Spinozawinnaar Bas van Bavel onderzoekt hoe je welvaart in de samenleving meet
Twee weken geleden kreeg Bas van Bavel een telefoontje van de hoogste baas van onderzoeksorganisatie NWO. De boodschap was verheugend. Van Bavel bleek één van de vier wetenschappers die dit jaar de Spinozaprijs ontvangt.

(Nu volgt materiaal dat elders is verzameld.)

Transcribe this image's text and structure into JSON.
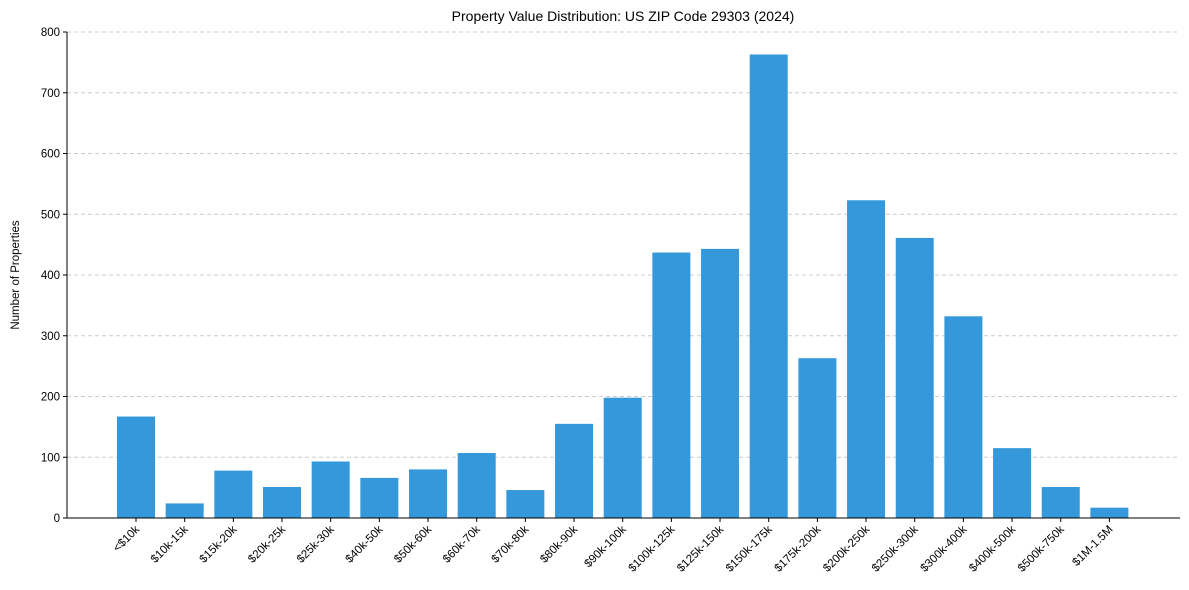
{
  "chart_data": {
    "type": "bar",
    "title": "Property Value Distribution: US ZIP Code 29303 (2024)",
    "xlabel": "",
    "ylabel": "Number of Properties",
    "ylim": [
      0,
      800
    ],
    "yticks": [
      0,
      100,
      200,
      300,
      400,
      500,
      600,
      700,
      800
    ],
    "grid": "y-dashed",
    "bar_color": "#3498db",
    "categories": [
      "<$10k",
      "$10k-15k",
      "$15k-20k",
      "$20k-25k",
      "$25k-30k",
      "$40k-50k",
      "$50k-60k",
      "$60k-70k",
      "$70k-80k",
      "$80k-90k",
      "$90k-100k",
      "$100k-125k",
      "$125k-150k",
      "$150k-175k",
      "$175k-200k",
      "$200k-250k",
      "$250k-300k",
      "$300k-400k",
      "$400k-500k",
      "$500k-750k",
      "$1M-1.5M"
    ],
    "values": [
      167,
      24,
      78,
      51,
      93,
      66,
      80,
      107,
      46,
      155,
      198,
      437,
      443,
      763,
      263,
      523,
      461,
      332,
      115,
      51,
      17
    ]
  }
}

Het is niet eerste prijs die de hoogleraar Economische Geschiedenis met als leeropdracht Transities van Economie en Samenleving binnenhaalt. Eerder mocht hij al een Vici en Europese ERC advanced grant in ontvangst nemen. Van Bavel: “Het grote verschil is dat de andere prijzen werden toebedeeld op grond van een onderzoeksvoorstel. Dit is een persoonlijke prijs en dat maakt het extra bijzonder.”
Samen met anderen
Toch ziet Van Bavel de prijs niet als een persoonlijk succes. “Ik wil benadrukken hoe belangrijk het is om in het onderzoek samen te werken. Binnen mijn eigen vakgebied, maar ook met wetenschappers uit andere vakgebieden. Ik werk veel samen met sociologen, filosofen en economen. Binnen mijn eigen vakgebied werk ik veel samen met Jan Luiten van Zanden. Allen zijn betrokken in het strategische thema Institutions for Open Societies.”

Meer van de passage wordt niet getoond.